Alapati Noga came to the U.S., from American Samoa, when he was a pre-schooler. He started playing football in the ninth grade. He played as a defensive lineman, throughout his school years and as a pro. He was known for a particularly “head-first” style of play. He was drafted by the Vikings in the third round of the 1988 draft, while he was still in college. He played for the Vikings from 1988 until 1992.
His last day for the Vikings was December 1, 1992. He went on to play one season for the Redskins and a partial season for the Colts. When the Colts did not renew his contract, he played in the Arena league, with his last game in 1999.

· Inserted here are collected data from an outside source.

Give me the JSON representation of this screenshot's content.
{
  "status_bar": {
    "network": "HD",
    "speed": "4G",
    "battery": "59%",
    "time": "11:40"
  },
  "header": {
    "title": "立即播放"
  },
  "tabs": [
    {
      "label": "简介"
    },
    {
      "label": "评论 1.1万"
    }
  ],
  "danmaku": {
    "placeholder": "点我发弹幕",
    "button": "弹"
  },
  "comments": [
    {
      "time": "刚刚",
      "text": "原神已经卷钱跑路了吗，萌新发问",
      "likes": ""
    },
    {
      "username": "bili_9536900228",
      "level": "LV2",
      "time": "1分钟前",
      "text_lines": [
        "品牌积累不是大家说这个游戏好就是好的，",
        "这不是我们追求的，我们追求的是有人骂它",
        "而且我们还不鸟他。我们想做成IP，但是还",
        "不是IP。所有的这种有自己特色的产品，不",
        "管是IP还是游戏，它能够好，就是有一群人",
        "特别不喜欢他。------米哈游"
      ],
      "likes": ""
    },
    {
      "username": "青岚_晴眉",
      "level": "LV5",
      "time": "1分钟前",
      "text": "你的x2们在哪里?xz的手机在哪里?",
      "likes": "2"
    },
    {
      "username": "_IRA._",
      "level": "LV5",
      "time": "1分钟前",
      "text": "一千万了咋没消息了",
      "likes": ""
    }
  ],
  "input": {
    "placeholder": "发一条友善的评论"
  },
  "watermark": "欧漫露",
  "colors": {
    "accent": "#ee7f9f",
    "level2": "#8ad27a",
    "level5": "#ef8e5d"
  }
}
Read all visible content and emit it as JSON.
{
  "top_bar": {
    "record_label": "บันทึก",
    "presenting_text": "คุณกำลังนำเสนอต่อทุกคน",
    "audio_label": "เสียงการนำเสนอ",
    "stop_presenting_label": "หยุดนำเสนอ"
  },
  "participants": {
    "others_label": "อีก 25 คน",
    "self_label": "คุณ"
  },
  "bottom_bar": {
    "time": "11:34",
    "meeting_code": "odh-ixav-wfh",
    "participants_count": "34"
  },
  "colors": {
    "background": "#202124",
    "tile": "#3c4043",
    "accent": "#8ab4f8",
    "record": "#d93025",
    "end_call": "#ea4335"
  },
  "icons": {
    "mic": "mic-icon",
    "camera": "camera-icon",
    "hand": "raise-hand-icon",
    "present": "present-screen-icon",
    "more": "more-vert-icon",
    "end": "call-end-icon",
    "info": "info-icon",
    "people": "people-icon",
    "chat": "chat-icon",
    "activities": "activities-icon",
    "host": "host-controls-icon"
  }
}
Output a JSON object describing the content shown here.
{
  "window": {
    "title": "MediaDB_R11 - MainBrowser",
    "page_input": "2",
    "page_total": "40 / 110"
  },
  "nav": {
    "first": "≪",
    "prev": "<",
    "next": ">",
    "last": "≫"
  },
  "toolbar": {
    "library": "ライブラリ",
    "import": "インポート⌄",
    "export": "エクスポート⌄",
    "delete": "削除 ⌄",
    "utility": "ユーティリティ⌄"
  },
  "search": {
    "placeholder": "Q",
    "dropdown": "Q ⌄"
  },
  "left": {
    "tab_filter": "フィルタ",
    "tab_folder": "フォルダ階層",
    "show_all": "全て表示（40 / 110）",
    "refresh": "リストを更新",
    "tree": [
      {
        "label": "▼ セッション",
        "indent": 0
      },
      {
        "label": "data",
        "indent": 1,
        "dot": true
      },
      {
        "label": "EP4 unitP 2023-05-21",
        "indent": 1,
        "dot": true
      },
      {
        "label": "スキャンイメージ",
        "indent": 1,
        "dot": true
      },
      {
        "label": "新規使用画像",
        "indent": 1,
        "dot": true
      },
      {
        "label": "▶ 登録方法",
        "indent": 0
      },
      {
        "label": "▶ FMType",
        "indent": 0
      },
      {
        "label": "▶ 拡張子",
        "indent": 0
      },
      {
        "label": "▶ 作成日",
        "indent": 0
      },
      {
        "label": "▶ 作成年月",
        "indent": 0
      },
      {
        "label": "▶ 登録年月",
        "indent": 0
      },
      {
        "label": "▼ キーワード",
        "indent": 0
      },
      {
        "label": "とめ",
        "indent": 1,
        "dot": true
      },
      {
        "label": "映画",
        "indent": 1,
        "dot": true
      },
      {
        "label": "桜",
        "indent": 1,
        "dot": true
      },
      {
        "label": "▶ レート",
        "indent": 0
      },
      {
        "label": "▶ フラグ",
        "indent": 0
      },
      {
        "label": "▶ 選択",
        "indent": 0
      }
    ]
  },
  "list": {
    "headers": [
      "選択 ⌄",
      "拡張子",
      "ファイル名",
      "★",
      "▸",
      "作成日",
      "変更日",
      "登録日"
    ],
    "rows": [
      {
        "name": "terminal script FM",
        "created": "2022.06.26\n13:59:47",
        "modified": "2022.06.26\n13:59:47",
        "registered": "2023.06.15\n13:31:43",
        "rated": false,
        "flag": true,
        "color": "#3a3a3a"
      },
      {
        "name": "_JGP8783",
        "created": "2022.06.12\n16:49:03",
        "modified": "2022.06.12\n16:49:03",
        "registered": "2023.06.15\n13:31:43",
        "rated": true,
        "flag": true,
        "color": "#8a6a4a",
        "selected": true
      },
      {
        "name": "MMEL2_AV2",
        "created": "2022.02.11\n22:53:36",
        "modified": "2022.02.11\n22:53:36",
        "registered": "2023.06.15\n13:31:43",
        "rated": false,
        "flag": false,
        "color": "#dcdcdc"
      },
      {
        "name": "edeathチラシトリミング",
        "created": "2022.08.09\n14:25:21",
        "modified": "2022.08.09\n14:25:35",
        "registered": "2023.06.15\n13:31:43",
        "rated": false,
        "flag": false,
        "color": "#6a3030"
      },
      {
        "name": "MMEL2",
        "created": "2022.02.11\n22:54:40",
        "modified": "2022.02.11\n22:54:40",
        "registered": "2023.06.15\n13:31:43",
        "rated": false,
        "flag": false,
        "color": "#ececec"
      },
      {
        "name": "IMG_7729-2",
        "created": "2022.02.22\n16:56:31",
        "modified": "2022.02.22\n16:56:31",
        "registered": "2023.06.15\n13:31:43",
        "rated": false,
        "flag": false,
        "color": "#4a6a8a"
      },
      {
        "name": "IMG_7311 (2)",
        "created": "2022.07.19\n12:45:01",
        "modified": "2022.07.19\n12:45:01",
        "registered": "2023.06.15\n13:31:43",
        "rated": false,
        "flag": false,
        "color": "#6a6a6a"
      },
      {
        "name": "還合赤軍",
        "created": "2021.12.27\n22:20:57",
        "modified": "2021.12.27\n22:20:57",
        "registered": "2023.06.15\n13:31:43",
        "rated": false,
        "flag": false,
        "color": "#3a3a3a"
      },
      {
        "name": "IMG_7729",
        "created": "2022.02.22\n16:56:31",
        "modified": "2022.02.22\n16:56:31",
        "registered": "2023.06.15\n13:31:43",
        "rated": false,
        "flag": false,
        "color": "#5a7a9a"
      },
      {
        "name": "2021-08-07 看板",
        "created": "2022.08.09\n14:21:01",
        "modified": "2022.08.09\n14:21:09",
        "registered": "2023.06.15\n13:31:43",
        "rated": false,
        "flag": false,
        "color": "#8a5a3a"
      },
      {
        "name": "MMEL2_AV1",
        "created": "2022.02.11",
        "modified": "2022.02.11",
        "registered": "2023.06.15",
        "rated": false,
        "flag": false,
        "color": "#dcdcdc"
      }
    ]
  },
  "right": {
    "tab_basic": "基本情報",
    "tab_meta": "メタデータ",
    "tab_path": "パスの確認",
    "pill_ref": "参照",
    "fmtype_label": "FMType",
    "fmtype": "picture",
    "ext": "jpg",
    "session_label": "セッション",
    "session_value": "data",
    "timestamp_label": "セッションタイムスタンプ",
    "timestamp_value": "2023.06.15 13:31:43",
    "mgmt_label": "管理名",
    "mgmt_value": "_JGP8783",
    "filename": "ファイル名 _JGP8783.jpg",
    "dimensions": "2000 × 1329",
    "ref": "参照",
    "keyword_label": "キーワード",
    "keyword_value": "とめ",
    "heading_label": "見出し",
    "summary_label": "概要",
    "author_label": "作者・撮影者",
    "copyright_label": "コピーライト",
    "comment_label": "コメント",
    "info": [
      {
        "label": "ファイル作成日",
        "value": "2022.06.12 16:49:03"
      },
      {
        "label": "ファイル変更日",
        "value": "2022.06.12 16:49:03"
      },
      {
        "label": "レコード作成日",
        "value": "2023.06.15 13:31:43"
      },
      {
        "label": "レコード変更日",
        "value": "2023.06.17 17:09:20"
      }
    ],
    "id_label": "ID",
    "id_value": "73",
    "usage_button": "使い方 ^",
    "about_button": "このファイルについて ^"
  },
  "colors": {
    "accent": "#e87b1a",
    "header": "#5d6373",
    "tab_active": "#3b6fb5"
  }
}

Before the Vikings drafted him, he had experienced headaches. While with the Vikings, he sustained numerous hits to his head, resulting in headaches and wooziness. Even after taking a hit, he would keep playing. He told the team trainers about his headaches, and they dispensed over-the-counter pain relievers. However, he didn’t tell his coach or the Vikings management “too much.” He felt he should keep his problems to himself if he wanted to keep playing in the NFL. In addition to his headaches and orthopedic injuries, Noga also suffered from other health issues, including gout, drug abuse, sleep apnea, and depression.
In 2011, after an extensive neuropsychological examination, Noga was diagnosed with dementia. The examining doctor thought that there was no clear etiology, but that multiple head trauma “certainly is indicated as an important factor.” In 2014, a separate neuropsych examined him and did a battery of tests. He diagnosed moderate brain impairment resulting from a multitude of factors, including concussions/mild brain injuries while playing professional football. In 2014, the NFL approved Noga’s application for disability benefits, including medical care.
In January of 2015, Noga’s counsel filed a new workers’ compensation claim petition. He sought permanent total disability benefits as a substantial result of dementia caused by head trauma sustained while with the Vikings. The Vikings had an IME which concluded that Noga was disabled, but that his disability was due to past drug abuse and a previous motor vehicle accident. A hearing was held in 2016. The parties stipulated that Noga was permanently and totally disabled, but disputed the cause of his condition. The compensation judge found in Noga’s favor. The judge determined that Noga sustained a Gillette injury of head trauma, brain injury and/or dementia that culminated on December 1, 1992, Noga’s last day as a Viking.